The timelessness of Skylarking comes through in these interpretations, not only for their universality temporally, but also in the general human experience. The album shows a thorough understanding of time and modern life as a collection of events, moments, and situations that we can all relate to. Adolescence heartaches, jobs, weddings, affairs, mid-life crises, and death are all events that will become a part of our life. Yet every visit to the album is a celebration of all of them, both mundane and extraordinary. Each moment gets the same treatment.

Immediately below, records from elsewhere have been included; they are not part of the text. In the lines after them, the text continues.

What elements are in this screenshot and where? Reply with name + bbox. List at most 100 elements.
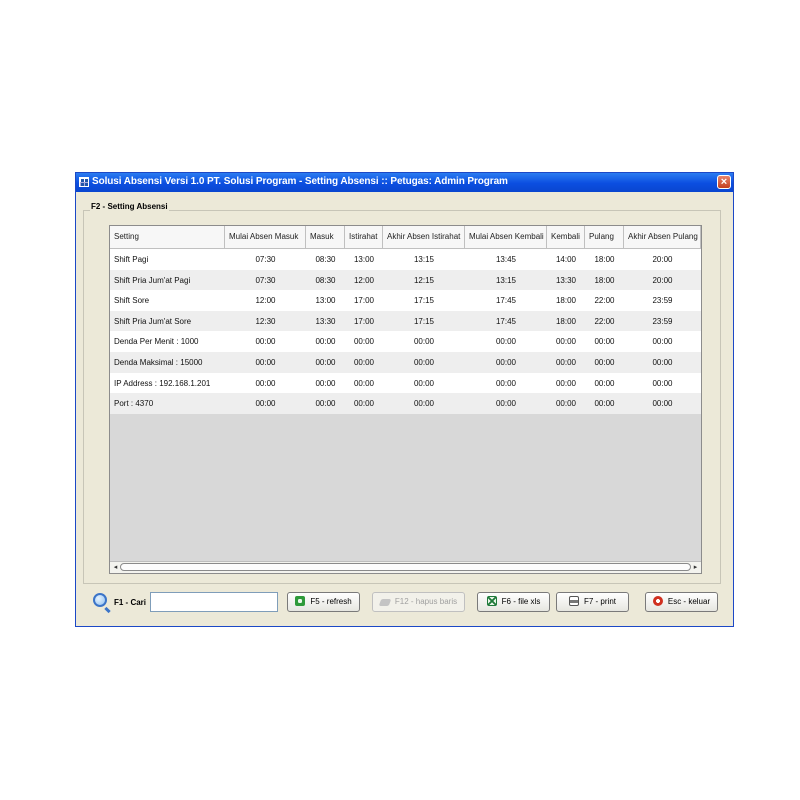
table-row[interactable]: Denda Maksimal : 15000 00:00 00:00 00:00 00:… bbox=[110, 352, 701, 373]
table-cell: 20:00 bbox=[652, 275, 673, 285]
table-cell: 18:00 bbox=[594, 255, 615, 264]
delete-row-button-label: F12 - hapus baris bbox=[394, 597, 458, 606]
scroll-right-icon[interactable]: ▸ bbox=[691, 563, 700, 572]
window-title: Solusi Absensi Versi 1.0 PT. Solusi Prog… bbox=[92, 176, 508, 187]
table-cell: 00:00 bbox=[555, 399, 577, 409]
column-header[interactable]: Mulai Absen Masuk bbox=[225, 226, 306, 248]
table-cell: 22:00 bbox=[594, 296, 615, 306]
table-cell: 20:00 bbox=[652, 255, 673, 264]
scroll-left-icon[interactable]: ◂ bbox=[111, 563, 120, 572]
table-cell: 00:00 bbox=[353, 358, 375, 367]
table-cell: 00:00 bbox=[495, 399, 517, 409]
table-cell: 00:00 bbox=[594, 337, 615, 347]
table-row[interactable]: Denda Per Menit : 1000 00:00 00:00 00:00 00:… bbox=[110, 331, 701, 353]
table-cell: 00:00 bbox=[652, 337, 673, 347]
table-cell: 00:00 bbox=[555, 378, 577, 388]
table-cell: 13:15 bbox=[495, 275, 517, 285]
table-cell: 07:30 bbox=[255, 255, 276, 264]
table-cell: 00:00 bbox=[353, 399, 375, 409]
table-cell: 00:00 bbox=[353, 378, 375, 388]
table-cell: 12:00 bbox=[353, 275, 375, 285]
refresh-button[interactable]: F5 - refresh bbox=[287, 592, 360, 612]
table-cell: 23:59 bbox=[652, 296, 673, 306]
table-cell: 00:00 bbox=[495, 337, 517, 347]
table-cell: 00:00 bbox=[413, 399, 435, 409]
excel-icon bbox=[486, 596, 497, 606]
exit-button[interactable]: Esc - keluar bbox=[645, 592, 718, 612]
delete-row-button[interactable]: F12 - hapus baris bbox=[372, 592, 465, 612]
table-cell: Shift Pria Jum'at Sore bbox=[114, 316, 192, 326]
table-cell: 22:00 bbox=[594, 316, 615, 326]
table-cell: 17:15 bbox=[413, 296, 435, 306]
panel-title: F2 - Setting Absensi bbox=[90, 202, 169, 211]
table-cell: 00:00 bbox=[495, 358, 517, 367]
column-header[interactable]: Kembali bbox=[547, 226, 585, 248]
table-cell: 18:00 bbox=[594, 275, 615, 285]
table-cell: 08:30 bbox=[315, 275, 336, 285]
table-cell: 00:00 bbox=[594, 358, 615, 367]
table-cell: Port : 4370 bbox=[114, 399, 154, 409]
table-cell: 00:00 bbox=[555, 358, 577, 367]
table-cell: 00:00 bbox=[315, 399, 336, 409]
table-cell: 00:00 bbox=[594, 378, 615, 388]
table-cell: 00:00 bbox=[413, 337, 435, 347]
table-cell: 00:00 bbox=[315, 337, 336, 347]
table-row[interactable]: Shift Pagi 07:30 08:30 13:00 13:15 13:45 14:00… bbox=[110, 249, 701, 270]
table-cell: 00:00 bbox=[315, 378, 336, 388]
column-header[interactable]: Setting bbox=[110, 226, 225, 248]
column-header[interactable]: Mulai Absen Kembali bbox=[465, 226, 547, 248]
column-header[interactable]: Pulang bbox=[585, 226, 624, 248]
table-cell: 13:30 bbox=[555, 275, 577, 285]
table-cell: 17:45 bbox=[495, 296, 517, 306]
title-bar[interactable]: Solusi Absensi Versi 1.0 PT. Solusi Prog… bbox=[76, 173, 733, 192]
table-cell: 12:00 bbox=[255, 296, 276, 306]
export-xls-button-label: F6 - file xls bbox=[501, 597, 541, 606]
export-xls-button[interactable]: F6 - file xls bbox=[477, 592, 550, 612]
table-cell: 00:00 bbox=[652, 358, 673, 367]
table-cell: 00:00 bbox=[413, 358, 435, 367]
table-row[interactable]: IP Address : 192.168.1.201 00:00 00:00 00:0… bbox=[110, 372, 701, 394]
table-cell: 12:15 bbox=[413, 275, 435, 285]
exit-button-label: Esc - keluar bbox=[667, 597, 711, 606]
table-row[interactable]: Port : 4370 00:00 00:00 00:00 00:00 00:00 00:0… bbox=[110, 393, 701, 415]
table-row[interactable]: Shift Sore 12:00 13:00 17:00 17:15 17:45 18:00… bbox=[110, 290, 701, 312]
table-row[interactable]: Shift Pria Jum'at Pagi 07:30 08:30 12:00 12:… bbox=[110, 269, 701, 291]
table-cell: 00:00 bbox=[555, 337, 577, 347]
table-cell: 17:45 bbox=[495, 316, 517, 326]
table-cell: 08:30 bbox=[315, 255, 336, 264]
table-cell: 13:00 bbox=[315, 296, 336, 306]
table-cell: 13:30 bbox=[315, 316, 336, 326]
refresh-button-label: F5 - refresh bbox=[310, 597, 352, 606]
table-header: Setting Mulai Absen Masuk Masuk Istirahat Ak… bbox=[110, 226, 701, 249]
table-cell: 07:30 bbox=[255, 275, 276, 285]
column-header[interactable]: Akhir Absen Istirahat bbox=[383, 226, 465, 248]
table-cell: 17:15 bbox=[413, 316, 435, 326]
table-cell: 13:15 bbox=[413, 255, 435, 264]
table-cell: 00:00 bbox=[255, 358, 276, 367]
table-cell: 17:00 bbox=[353, 296, 375, 306]
table-cell: 13:45 bbox=[495, 255, 517, 264]
setting-table: Setting Mulai Absen Masuk Masuk Istirahat Ak… bbox=[109, 225, 702, 574]
column-header[interactable]: Akhir Absen Pulang bbox=[624, 226, 701, 248]
horizontal-scrollbar[interactable]: ◂ ▸ bbox=[110, 561, 701, 573]
table-cell: 18:00 bbox=[555, 296, 577, 306]
table-cell: Shift Pagi bbox=[114, 255, 149, 264]
table-cell: 00:00 bbox=[652, 399, 673, 409]
table-cell: 13:00 bbox=[353, 255, 375, 264]
close-button[interactable]: × bbox=[717, 175, 731, 189]
table-cell: 23:59 bbox=[652, 316, 673, 326]
table-cell: 00:00 bbox=[315, 358, 336, 367]
table-cell: 00:00 bbox=[255, 378, 276, 388]
app-icon bbox=[79, 177, 89, 187]
search-input[interactable] bbox=[150, 592, 278, 612]
column-header[interactable]: Istirahat bbox=[345, 226, 383, 248]
print-button[interactable]: F7 - print bbox=[556, 592, 629, 612]
scrollbar-thumb[interactable] bbox=[120, 563, 691, 571]
search-label: F1 - Cari bbox=[114, 598, 147, 607]
column-header[interactable]: Masuk bbox=[306, 226, 345, 248]
exit-icon bbox=[652, 596, 663, 606]
table-cell: 00:00 bbox=[652, 378, 673, 388]
magnifier-icon bbox=[93, 593, 107, 607]
table-row[interactable]: Shift Pria Jum'at Sore 12:30 13:30 17:00 17:… bbox=[110, 310, 701, 332]
table-cell: Denda Per Menit : 1000 bbox=[114, 337, 199, 347]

These moments become Skylarking, but then, what does “skylarking” even mean? Passing on the rather obvious working title “Day Passes,” XTC chose a word meaning to frolic or run up and down the rigging of a ship in sport. For an album of such ambitious goals, the title comes as a bit of playful irony and cynicism which had always been inherent in XTC’s works, right down to their band name’s play on drugs and letters. Maybe in tune with their well-practiced cynicism, it was a comment on the mundane system of events our lives all seem to take on, independent of geography, culture, or time period. Perhaps we all are just frolicking on the same rigging of a ship in sport, and each life is as inconsequential as the next when you view the larger mosaic of existence. Myself, I prefer to consider Skylarking a celebration of the mundane, romanticizing life’s processes and events in song for what they are: signposts and details we mold into and hold onto as memories, like great fishing poles into the expansive grayness of our tired minds.
1 comment:
I agree with what you say. Skylarking does, in some ways, lack subtlety in its concept, yet there are still so many avenues of interpretation within the flow of songs. Rundgren's day-night cycle is just scratching the surface. I always feel there's a very strong conservationist message across the album, that the woman in the story it tells is a metaphor for nature, and that the protagonist is caught between the modern world of jobs/payrolls and his own primal desires. Dying represents a sad funeral where one mourns what has been lost, whereas sacrificial bonfire is celebrating death, seeing the good side of destruction and ending. Even if Another Satellite was meant to be about an affair with ANOTHER woman, I always see it as his doubts about accepting himself as a piece of nature, and that The Man Who Sailed Around his Soul is saying what happens to those who are too influenced by the expectations of society, instead of following one's heart.
Saying that, I agree with you that the tracklisting can easily be changed around, and you can always draw some kind of story or overarching meaning from whatever order the songs are in.